Over dinner one evening, the other kids began to realize that this was a thing that was really going to be happening, and immediately, Beatrix and Romilly spoke up to say that they wanted to go to school, too!

I’ll admit, I was a bit dismissive at first. We have always said that if any of our children ever wanted to go to school, we would hear them out.  So far, whenever anyone has voiced a desire to go to school, it has been followed by, “…so I can ride the bus/have recess/have snow days,” so I wasn’t expecting this conversation to go far, but my girls surprised me.

Romilly, our highly sensitive, tender-hearted introvert, shared that she felt she would never overcome her shyness if she wasn’t pushed outside her comfort zone.  After hearing her out, I found (surprisingly) that I agreed with her.

Bea, our bubbly, tomboyish chatterbox, had completely different reasons, but excellent ones.  She feels that going to school is part of our shared cultural experience, and she wants to experience school for herself so she is better able to relate to others.  (I’ll admit I have been teasing them that Ro needs to go to school so that she can learn to talk to other humans, and Bea needs to go so she can learn to let other humans talk!)

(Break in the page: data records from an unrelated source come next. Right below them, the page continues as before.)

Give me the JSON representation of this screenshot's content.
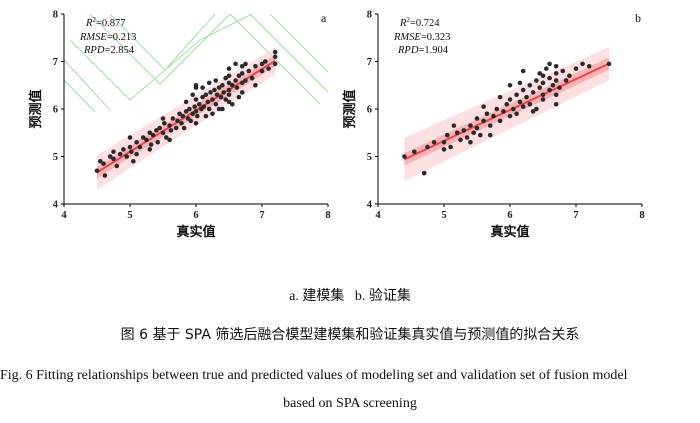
{
  "subcaption": {
    "a_label": "a. 建模集",
    "b_label": "b. 验证集"
  },
  "figure_caption_cn": "图 6   基于 SPA 筛选后融合模型建模集和验证集真实值与预测值的拟合关系",
  "figure_caption_en_line1": "Fig. 6  Fitting relationships between true and predicted values of modeling set and validation set of fusion model",
  "figure_caption_en_line2": "based on SPA screening",
  "colors": {
    "points": "#2a2a2a",
    "fit_line": "#e8474c",
    "band_inner": "#f4a3a7",
    "band_outer": "#fbd9db",
    "axis": "#000000",
    "contour": "#9fe09f"
  },
  "chart_data": [
    {
      "type": "scatter",
      "panel": "a",
      "xlabel": "真实值",
      "ylabel": "预测值",
      "xlim": [
        4,
        8
      ],
      "ylim": [
        4,
        8
      ],
      "xticks": [
        4,
        5,
        6,
        7,
        8
      ],
      "yticks": [
        4,
        5,
        6,
        7,
        8
      ],
      "stats": {
        "r2": "=0.877",
        "rmse": "=0.213",
        "rpd": "=2.854"
      },
      "fit": {
        "slope": 0.87,
        "intercept": 0.75,
        "x_range": [
          4.5,
          7.2
        ],
        "band_inner": 0.12,
        "band_outer": 0.28
      },
      "points": [
        [
          4.5,
          4.7
        ],
        [
          4.55,
          4.9
        ],
        [
          4.6,
          4.85
        ],
        [
          4.62,
          4.6
        ],
        [
          4.7,
          5.0
        ],
        [
          4.75,
          5.1
        ],
        [
          4.8,
          4.8
        ],
        [
          4.85,
          5.05
        ],
        [
          4.9,
          5.15
        ],
        [
          4.95,
          5.0
        ],
        [
          5.0,
          5.2
        ],
        [
          5.02,
          5.1
        ],
        [
          5.05,
          4.9
        ],
        [
          5.1,
          5.3
        ],
        [
          5.15,
          5.2
        ],
        [
          5.2,
          5.4
        ],
        [
          5.25,
          5.35
        ],
        [
          5.3,
          5.5
        ],
        [
          5.32,
          5.25
        ],
        [
          5.35,
          5.45
        ],
        [
          5.4,
          5.55
        ],
        [
          5.42,
          5.3
        ],
        [
          5.45,
          5.6
        ],
        [
          5.5,
          5.5
        ],
        [
          5.52,
          5.7
        ],
        [
          5.55,
          5.4
        ],
        [
          5.6,
          5.65
        ],
        [
          5.62,
          5.55
        ],
        [
          5.65,
          5.8
        ],
        [
          5.7,
          5.6
        ],
        [
          5.72,
          5.75
        ],
        [
          5.75,
          5.9
        ],
        [
          5.78,
          5.7
        ],
        [
          5.8,
          5.85
        ],
        [
          5.82,
          5.6
        ],
        [
          5.85,
          5.95
        ],
        [
          5.88,
          5.8
        ],
        [
          5.9,
          6.0
        ],
        [
          5.92,
          5.75
        ],
        [
          5.95,
          5.9
        ],
        [
          5.98,
          6.05
        ],
        [
          6.0,
          5.95
        ],
        [
          6.0,
          6.2
        ],
        [
          6.02,
          5.85
        ],
        [
          6.05,
          6.1
        ],
        [
          6.08,
          6.0
        ],
        [
          6.1,
          6.25
        ],
        [
          6.12,
          6.05
        ],
        [
          6.15,
          6.3
        ],
        [
          6.18,
          6.15
        ],
        [
          6.2,
          6.0
        ],
        [
          6.22,
          6.35
        ],
        [
          6.25,
          6.2
        ],
        [
          6.28,
          6.4
        ],
        [
          6.3,
          6.1
        ],
        [
          6.32,
          6.3
        ],
        [
          6.35,
          6.45
        ],
        [
          6.38,
          6.25
        ],
        [
          6.4,
          6.5
        ],
        [
          6.42,
          6.35
        ],
        [
          6.45,
          6.2
        ],
        [
          6.5,
          6.55
        ],
        [
          6.5,
          6.4
        ],
        [
          6.5,
          6.7
        ],
        [
          6.5,
          6.3
        ],
        [
          6.5,
          6.85
        ],
        [
          6.5,
          6.15
        ],
        [
          6.55,
          6.5
        ],
        [
          6.6,
          6.6
        ],
        [
          6.62,
          6.45
        ],
        [
          6.65,
          6.7
        ],
        [
          6.7,
          6.55
        ],
        [
          6.7,
          6.9
        ],
        [
          6.7,
          6.35
        ],
        [
          6.7,
          6.75
        ],
        [
          6.75,
          6.6
        ],
        [
          6.8,
          6.8
        ],
        [
          6.85,
          6.65
        ],
        [
          6.9,
          6.9
        ],
        [
          7.0,
          6.8
        ],
        [
          7.0,
          6.95
        ],
        [
          7.05,
          7.0
        ],
        [
          7.1,
          6.85
        ],
        [
          7.2,
          7.1
        ],
        [
          7.2,
          6.95
        ],
        [
          7.2,
          7.2
        ],
        [
          6.0,
          6.5
        ],
        [
          6.0,
          5.7
        ],
        [
          5.5,
          5.8
        ],
        [
          6.0,
          6.45
        ],
        [
          6.3,
          6.6
        ],
        [
          6.6,
          6.95
        ],
        [
          6.4,
          6.0
        ],
        [
          6.9,
          6.5
        ],
        [
          5.6,
          5.35
        ],
        [
          5.0,
          5.4
        ],
        [
          4.75,
          4.95
        ],
        [
          5.85,
          6.15
        ],
        [
          6.15,
          5.85
        ],
        [
          6.65,
          6.25
        ],
        [
          6.2,
          6.55
        ],
        [
          6.45,
          6.65
        ],
        [
          6.55,
          6.1
        ],
        [
          5.3,
          5.15
        ],
        [
          5.1,
          5.05
        ],
        [
          6.35,
          6.0
        ],
        [
          6.1,
          6.45
        ],
        [
          6.25,
          5.9
        ],
        [
          5.95,
          6.3
        ],
        [
          6.75,
          6.95
        ]
      ]
    },
    {
      "type": "scatter",
      "panel": "b",
      "xlabel": "真实值",
      "ylabel": "预测值",
      "xlim": [
        4,
        8
      ],
      "ylim": [
        4,
        8
      ],
      "xticks": [
        4,
        5,
        6,
        7,
        8
      ],
      "yticks": [
        4,
        5,
        6,
        7,
        8
      ],
      "stats": {
        "r2": "=0.724",
        "rmse": "=0.323",
        "rpd": "=1.904"
      },
      "fit": {
        "slope": 0.65,
        "intercept": 2.08,
        "x_range": [
          4.4,
          7.5
        ],
        "band_inner": 0.13,
        "band_outer": 0.35
      },
      "points": [
        [
          4.4,
          5.0
        ],
        [
          4.55,
          5.1
        ],
        [
          4.7,
          4.65
        ],
        [
          4.75,
          5.2
        ],
        [
          4.85,
          5.3
        ],
        [
          5.0,
          5.3
        ],
        [
          5.05,
          5.45
        ],
        [
          5.1,
          5.2
        ],
        [
          5.2,
          5.5
        ],
        [
          5.25,
          5.35
        ],
        [
          5.3,
          5.55
        ],
        [
          5.35,
          5.4
        ],
        [
          5.4,
          5.65
        ],
        [
          5.45,
          5.5
        ],
        [
          5.5,
          5.8
        ],
        [
          5.5,
          5.6
        ],
        [
          5.55,
          5.45
        ],
        [
          5.6,
          5.75
        ],
        [
          5.65,
          5.9
        ],
        [
          5.7,
          5.65
        ],
        [
          5.75,
          5.85
        ],
        [
          5.8,
          6.0
        ],
        [
          5.85,
          5.75
        ],
        [
          5.9,
          5.95
        ],
        [
          5.95,
          6.1
        ],
        [
          6.0,
          5.85
        ],
        [
          6.0,
          6.2
        ],
        [
          6.05,
          6.0
        ],
        [
          6.1,
          6.3
        ],
        [
          6.1,
          5.9
        ],
        [
          6.15,
          6.15
        ],
        [
          6.2,
          6.4
        ],
        [
          6.2,
          6.05
        ],
        [
          6.25,
          6.25
        ],
        [
          6.3,
          6.5
        ],
        [
          6.3,
          6.1
        ],
        [
          6.35,
          6.35
        ],
        [
          6.4,
          6.6
        ],
        [
          6.4,
          6.0
        ],
        [
          6.45,
          6.45
        ],
        [
          6.5,
          6.7
        ],
        [
          6.5,
          6.3
        ],
        [
          6.5,
          6.55
        ],
        [
          6.5,
          6.2
        ],
        [
          6.55,
          6.85
        ],
        [
          6.6,
          6.4
        ],
        [
          6.6,
          6.65
        ],
        [
          6.65,
          6.5
        ],
        [
          6.7,
          6.9
        ],
        [
          6.7,
          6.3
        ],
        [
          6.7,
          6.75
        ],
        [
          6.7,
          6.1
        ],
        [
          6.7,
          6.6
        ],
        [
          6.75,
          6.45
        ],
        [
          6.8,
          6.8
        ],
        [
          6.85,
          6.6
        ],
        [
          6.9,
          6.7
        ],
        [
          7.0,
          6.85
        ],
        [
          7.1,
          6.95
        ],
        [
          7.2,
          6.9
        ],
        [
          7.5,
          6.95
        ],
        [
          5.15,
          5.65
        ],
        [
          5.6,
          6.05
        ],
        [
          6.2,
          6.8
        ],
        [
          5.4,
          5.3
        ],
        [
          6.0,
          6.5
        ],
        [
          5.7,
          5.45
        ],
        [
          6.45,
          6.75
        ],
        [
          5.0,
          5.15
        ],
        [
          6.35,
          5.95
        ],
        [
          6.6,
          6.95
        ],
        [
          6.15,
          6.55
        ],
        [
          5.85,
          6.25
        ]
      ]
    }
  ]
}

They had gotten past me, but I was fairly certain that Trevor, the die-hard homeschooler of the family, would veto this crazy idea.  But you know what?  He heard the same thoughtful maturity in our girls that I heard, and gradually, a “we’ll see” turned into a “maybe” and blossomed into a “yes!”

Both of us have a peace with this decision that I never could have imagined I would ever have even six months ago.  The girls have never wavered in their resolve.  And Lewis loses his mind with excitement every time he sees a school bus, anticipating his big adventure this year.  We are all excited.  The ones who are staying home are excited for their year, too, though it will look very different without our three public-school adventurers in the mix at home.

And this mama, who in nearly thirteen years of parenting has never sent a child to school, is learning whole new lessons about trusting God and letting go.  Not to mention back-to-school shopping!